OK, so the above is a very simple example of optimistic locking and could be trivially implemented using an external lock server which tracks which brick currently holds the lock for a given file (ie can read/write freely without first checking if other bricks have modified the file). A given brick which doesn't hold a lock on a file must first do kind of what it does already and contact the lock server to see if another brick holds the lock. If not it can acquire the lock itself. If the lock is held elsewhere we either need to break the lock (or proxy access requests to the server holding the lock).

Really this is not so different to what is there today, but it's simply an efficiency improvement because we don't need to touch *every* brick for *every* file access, instead we make some network requests on first access to a file and then can continue to touch that file for a period afterwards without needing further network access with other bricks

However, whilst some kind of implementation of the above could offer a huge performance speedup for many of the situations which come up on the mailing list, the issue is that the lock server becomes a) a bottleneck and b) point of failure. So the chain of thought almost certainly goes something like:

- Make the gluster bricks become the lock servers, ie they negotiate amongst themselves. Really this is roughly what happens right now, only it's on every access, rather than access being "sticky" once acquired - Now analyse all the corner cases that bricks go down holding locks, or get segmented while holding/acquiring locks and discover some tricky issues...

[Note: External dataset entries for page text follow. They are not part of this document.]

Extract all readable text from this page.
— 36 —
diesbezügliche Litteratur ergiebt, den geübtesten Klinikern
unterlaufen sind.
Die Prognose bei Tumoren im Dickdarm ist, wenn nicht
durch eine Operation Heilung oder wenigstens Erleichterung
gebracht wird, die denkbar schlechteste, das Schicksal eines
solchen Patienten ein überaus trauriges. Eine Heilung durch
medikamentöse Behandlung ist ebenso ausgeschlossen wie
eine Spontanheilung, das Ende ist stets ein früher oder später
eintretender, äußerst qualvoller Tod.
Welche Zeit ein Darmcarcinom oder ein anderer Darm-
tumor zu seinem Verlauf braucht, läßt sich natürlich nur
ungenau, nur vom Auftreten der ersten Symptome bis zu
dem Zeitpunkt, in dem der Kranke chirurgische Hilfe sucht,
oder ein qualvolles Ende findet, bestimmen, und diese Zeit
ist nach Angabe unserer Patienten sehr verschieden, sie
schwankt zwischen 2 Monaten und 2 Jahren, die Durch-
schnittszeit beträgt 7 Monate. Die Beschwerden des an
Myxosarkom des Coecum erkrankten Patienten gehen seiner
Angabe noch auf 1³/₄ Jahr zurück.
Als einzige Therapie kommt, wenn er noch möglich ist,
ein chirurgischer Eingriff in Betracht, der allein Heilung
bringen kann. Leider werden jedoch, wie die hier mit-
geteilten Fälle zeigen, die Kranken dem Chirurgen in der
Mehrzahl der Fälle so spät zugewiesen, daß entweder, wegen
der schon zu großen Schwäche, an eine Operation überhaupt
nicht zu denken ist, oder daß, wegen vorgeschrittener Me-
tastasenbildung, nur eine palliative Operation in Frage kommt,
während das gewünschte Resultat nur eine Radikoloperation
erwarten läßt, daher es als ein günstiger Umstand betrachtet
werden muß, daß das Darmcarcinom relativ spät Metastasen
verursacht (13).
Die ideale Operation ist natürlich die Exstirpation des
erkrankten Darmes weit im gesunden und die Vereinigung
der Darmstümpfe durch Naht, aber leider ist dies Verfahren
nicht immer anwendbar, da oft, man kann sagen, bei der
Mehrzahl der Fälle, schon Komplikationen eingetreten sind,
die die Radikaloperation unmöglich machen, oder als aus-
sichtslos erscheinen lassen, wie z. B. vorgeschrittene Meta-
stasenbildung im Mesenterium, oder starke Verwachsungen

Paxos seems like a clever way of dealing with the locking going distributed, yet not necessarily having a 100% consistent view of who owns which lock. By introducing a voting method it can show robustness in the face of failed machines and new machines can be added without needing to store reliable state information (or at least this is true with the improvements described in the articles)

Does that make sense? Apologies if the above is long winded, but the point is really that the performance improvements come from pushing locks between bricks, and probably this is distinct from client level locking such as nfs/cifs/posix, etc locking

For advanced cluster filesystems such as GFS2, the general "optimistic locking" technique appears to show massive speed improvements (for many access patterns) and it's also likely to do so in Gluster. Really my original email jumped two steps and suggested an improved form of distributed locking, which itself could be used as the actual implementation, but other forms of distributed locking between bricks would be highly desirable also.